We hit the ice like thunder.

And Damian’s beside me. First shift, he skates up to the line like a predator, shoulders loose, eyes calm. I match him stride for stride, heart pounding so loud it drowns out the crowd.

The puck drops and the Hawks change. They start body-slamming.

Not dirty. Not like the Bastards. No, these fuckers are legal—they hit hard enough to rattle your bones but never enough to draw a call. Elbows tight, shoulders square. No trash talk, no shoves after the whistle. Hit, recover, regroup—like it’s programmed into their blood.
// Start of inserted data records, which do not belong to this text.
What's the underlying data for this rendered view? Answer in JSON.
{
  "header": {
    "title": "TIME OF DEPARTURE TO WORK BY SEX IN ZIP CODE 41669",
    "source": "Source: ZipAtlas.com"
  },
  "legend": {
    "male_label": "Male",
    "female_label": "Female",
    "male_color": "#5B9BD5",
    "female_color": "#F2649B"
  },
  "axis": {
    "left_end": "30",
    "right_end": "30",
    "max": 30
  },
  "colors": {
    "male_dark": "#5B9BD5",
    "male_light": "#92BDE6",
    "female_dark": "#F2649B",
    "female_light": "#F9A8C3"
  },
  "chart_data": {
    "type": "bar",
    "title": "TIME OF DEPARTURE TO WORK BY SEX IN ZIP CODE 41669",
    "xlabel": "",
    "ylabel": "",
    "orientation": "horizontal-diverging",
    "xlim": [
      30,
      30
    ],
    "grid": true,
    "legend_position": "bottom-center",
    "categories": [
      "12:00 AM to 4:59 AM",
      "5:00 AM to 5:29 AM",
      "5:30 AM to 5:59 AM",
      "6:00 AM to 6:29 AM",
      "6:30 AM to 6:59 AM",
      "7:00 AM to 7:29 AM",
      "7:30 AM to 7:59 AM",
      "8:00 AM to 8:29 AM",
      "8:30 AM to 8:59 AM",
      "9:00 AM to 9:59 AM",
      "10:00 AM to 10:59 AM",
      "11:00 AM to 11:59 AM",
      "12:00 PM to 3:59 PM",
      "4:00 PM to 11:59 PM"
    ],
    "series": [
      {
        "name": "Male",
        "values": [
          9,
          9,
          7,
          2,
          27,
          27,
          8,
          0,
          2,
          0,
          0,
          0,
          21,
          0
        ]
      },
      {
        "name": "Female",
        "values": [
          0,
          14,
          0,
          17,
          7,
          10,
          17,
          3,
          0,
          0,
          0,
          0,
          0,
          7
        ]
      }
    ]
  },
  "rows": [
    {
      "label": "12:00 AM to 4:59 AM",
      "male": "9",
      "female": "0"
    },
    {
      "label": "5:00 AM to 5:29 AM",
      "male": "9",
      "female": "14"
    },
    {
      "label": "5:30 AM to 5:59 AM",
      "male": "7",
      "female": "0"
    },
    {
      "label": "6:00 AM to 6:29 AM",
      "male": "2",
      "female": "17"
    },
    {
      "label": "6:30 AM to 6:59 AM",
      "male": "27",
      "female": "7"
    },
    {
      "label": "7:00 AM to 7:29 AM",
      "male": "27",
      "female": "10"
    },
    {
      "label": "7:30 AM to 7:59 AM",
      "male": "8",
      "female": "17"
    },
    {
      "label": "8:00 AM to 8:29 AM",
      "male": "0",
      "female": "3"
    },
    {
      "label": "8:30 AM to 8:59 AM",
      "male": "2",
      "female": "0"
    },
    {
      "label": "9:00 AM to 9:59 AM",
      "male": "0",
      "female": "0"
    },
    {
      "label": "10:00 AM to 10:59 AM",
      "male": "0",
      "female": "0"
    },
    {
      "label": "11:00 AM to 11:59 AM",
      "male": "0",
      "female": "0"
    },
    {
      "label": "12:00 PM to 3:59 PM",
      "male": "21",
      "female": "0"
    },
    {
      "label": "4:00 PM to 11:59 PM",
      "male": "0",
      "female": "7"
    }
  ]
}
One by one, they start hammering us.

Viktor gets slammed in the corner. Cole takes a clean but brutal hit behind the net. Mats gets sent flying across the blue line. Shane’s screaming from the crease, trying to rally us, but even he can’t mask the panic building.

I get slammed into the boards so hard I see stars—ribs rattling, glass shuddering, the crowd gasping loud enough to echo in my skull.

But I get up. I always get up.

And Damian’s there immediately—like he felt the hit ripple through the ice—skating up beside me without a word, without even a glance, his shoulder brushing mine.

I catch my breath, grit my teeth and I get back in position. Because if these gold-blooded, stone-faced motherfuckers think we’re folding, they’ve got another thing coming.

Next shift, Damian retaliates. The puck hasn’t even dropped yet and he’s already skating tighter, lower, more lethal. That slow, terrifying stillness he wears? Gone. What’s left is pure violence.

I feel it before I see it. The Hawks captain—big, fast, probably smart enough to do taxes in his sleep—has just stepped over the blue line, chasing a loose puck. He doesn’t see it coming. Doesn’t hear the warning. Doesn’t feel the shift in the air.

But I do.

Boom. Damian slams into him like a wrecking ball made of fury and muscle and every unsaid promise he’s ever made to me. The hit echoes. The sound of it ricochets around the arena. The Hawks captain crumples mid-stride, skidding across the ice.

The crowd loses it. Reapers fans scream as the air vibrates with rage, glee, and pure bloodlust.

The whistle comes late—too late.

The ref hesitates and Damian’s already skating off, calm as a god, his expression unreadable behind the cage, while their captain is still trying to remember his own name. He doesn’t even glance at the ref. Because that? That wasn’t a penalty. That was legal. That was the message.

Come for our crease again? You’ll regret it. Come for our captain? He’ll make you bleed.

The Hawks pause for a second, but it’s enough. And in that second, I skate up beside Damian, grab his jersey at the hem, lean in close enough to taste the sweat and thunder in the air, and murmur, “Marry me harder, captain.”

He smirks as he gets back in position.

One second, the puck’s snapping off a Hawk’s stick with sniper precision—low, left side, guaranteed to slip in under the glove. The next, Shane drops into a full split, legs scissoring so fast you can hear the fabric strain, glove flashing out to snag the puck mid-air like he’s been waiting all game for this exact goddamn moment.

SNAP. Whistle.

“FUCK YEAH, GOALIE JESUS!!” Cole screams from the bench, half-standing, punching the glass with his glove. “FUCK ‘EM UP, GUMMIBEAR!”

Shane stays down for half a beat longer than necessary, like he knows how filthy that save was, then flips the puck out of his glove with casual disdain and skates backward like he just did a magic trick.

Reapers fans are howling.

Tyler looks like he’s about to cry from relief. Mats punches Viktor in the chest. I’m shaking with adrenaline and pride and this wild, vicious joy that tastes like metal on my tongue.

Because we’re still in it. Still holding. Still alive.

And Shane just bought us another chance. Another minute to breathe. Another shift to reset. Another shot at glory.